Prosedur ini melibatkan modifikasi genetik suatu bakteri untuk menginduksi produksi defensin J1-1. Selanjutnya, mikroorganisme yang dimodifikasi dikultur melalui fermentasi terendam, suatu teknik industri yang memungkinkan pembentukan senyawa dalam skala besar. Terakhir, peptida diekstraksi dan dimurnikan untuk digunakan sebagai antibiotik.
Meski hasil eksperimennya positif, Estrada Tapia menunjukkan bahwa penelitian tersebut memiliki keterbatasan, karena tidak menggunakan strain resisten dari pasien, melainkan strain laboratorium. Namun, dia mengindikasikan bahwa defensin dan varian sintetiknya menunjukkan kemanjuran dan sudah memiliki hak paten di Meksiko.
Tim menekankan perlunya penelitian lebih lanjut, karena molekul-molekul ini dapat terdegradasi di berbagai organisme. Meski begitu, mereka yakin bahwa tahap berikutnya, yang mencakup pengujian terhadap strain resisten yang diisolasi dari pasien, akan memungkinkan mereka memvalidasi potensi terapeutiknya.

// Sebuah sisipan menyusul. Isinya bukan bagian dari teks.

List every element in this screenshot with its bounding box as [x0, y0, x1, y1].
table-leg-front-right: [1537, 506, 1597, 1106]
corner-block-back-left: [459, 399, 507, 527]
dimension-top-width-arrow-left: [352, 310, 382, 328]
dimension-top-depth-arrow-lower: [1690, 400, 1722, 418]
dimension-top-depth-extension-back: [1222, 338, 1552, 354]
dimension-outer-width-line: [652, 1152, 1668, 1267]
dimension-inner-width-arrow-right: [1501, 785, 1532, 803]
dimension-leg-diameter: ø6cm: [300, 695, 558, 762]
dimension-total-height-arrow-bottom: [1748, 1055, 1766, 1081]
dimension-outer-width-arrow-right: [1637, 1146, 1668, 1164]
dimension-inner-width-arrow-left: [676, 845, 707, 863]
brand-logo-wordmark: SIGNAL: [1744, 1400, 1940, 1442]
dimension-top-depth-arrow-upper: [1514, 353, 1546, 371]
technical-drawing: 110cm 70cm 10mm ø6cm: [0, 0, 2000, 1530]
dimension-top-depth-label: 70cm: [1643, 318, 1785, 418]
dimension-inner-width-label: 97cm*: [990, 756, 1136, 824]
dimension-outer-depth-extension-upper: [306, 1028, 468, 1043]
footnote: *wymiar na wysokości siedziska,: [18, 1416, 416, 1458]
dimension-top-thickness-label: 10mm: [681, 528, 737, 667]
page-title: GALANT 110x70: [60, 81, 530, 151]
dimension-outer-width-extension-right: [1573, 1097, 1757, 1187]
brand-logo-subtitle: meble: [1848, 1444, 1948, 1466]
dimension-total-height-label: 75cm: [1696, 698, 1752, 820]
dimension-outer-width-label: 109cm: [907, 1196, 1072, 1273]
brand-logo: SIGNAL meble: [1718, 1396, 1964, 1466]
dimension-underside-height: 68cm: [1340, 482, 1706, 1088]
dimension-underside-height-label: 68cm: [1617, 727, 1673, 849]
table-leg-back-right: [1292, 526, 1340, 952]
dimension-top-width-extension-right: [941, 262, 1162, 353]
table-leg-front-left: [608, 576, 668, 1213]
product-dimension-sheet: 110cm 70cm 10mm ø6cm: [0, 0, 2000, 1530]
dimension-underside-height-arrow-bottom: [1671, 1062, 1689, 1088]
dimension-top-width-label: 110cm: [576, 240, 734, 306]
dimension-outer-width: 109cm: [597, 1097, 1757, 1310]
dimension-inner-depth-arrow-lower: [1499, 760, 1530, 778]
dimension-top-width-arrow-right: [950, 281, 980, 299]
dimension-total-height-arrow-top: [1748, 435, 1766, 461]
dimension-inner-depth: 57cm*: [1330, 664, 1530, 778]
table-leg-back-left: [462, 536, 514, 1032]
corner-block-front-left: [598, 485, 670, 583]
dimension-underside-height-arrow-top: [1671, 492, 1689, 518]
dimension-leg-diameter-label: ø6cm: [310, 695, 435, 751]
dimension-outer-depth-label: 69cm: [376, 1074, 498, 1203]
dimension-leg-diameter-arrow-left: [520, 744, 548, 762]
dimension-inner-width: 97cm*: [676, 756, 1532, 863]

Iván Arenas Sosa, salah satu anggota kelompok tersebut, menekankan bahwa meskipun perjalanan masih panjang, kemajuan yang dicapai merupakan metode yang menjanjikan untuk memerangi resistensi antimikroba, yang dianggap sebagai salah satu ancaman utama terhadap kesehatan global.
“Masalah bakteri yang resistan terhadap antibiotik telah meningkat dalam beberapa tahun terakhir dan akan terus berlanjut di masa depan. Oleh karena itu, penting untuk mendorong proyek yang bertujuan untuk penemuan molekul baru dan pengembangan pengobatan inovatif untuk mengatasi resistensi antimikroba,” tutupnya.
Cerita ini pertama kali muncul di KABEL dalam bahasa Spanyol dan telah diterjemahkan dari bahasa Spanyol.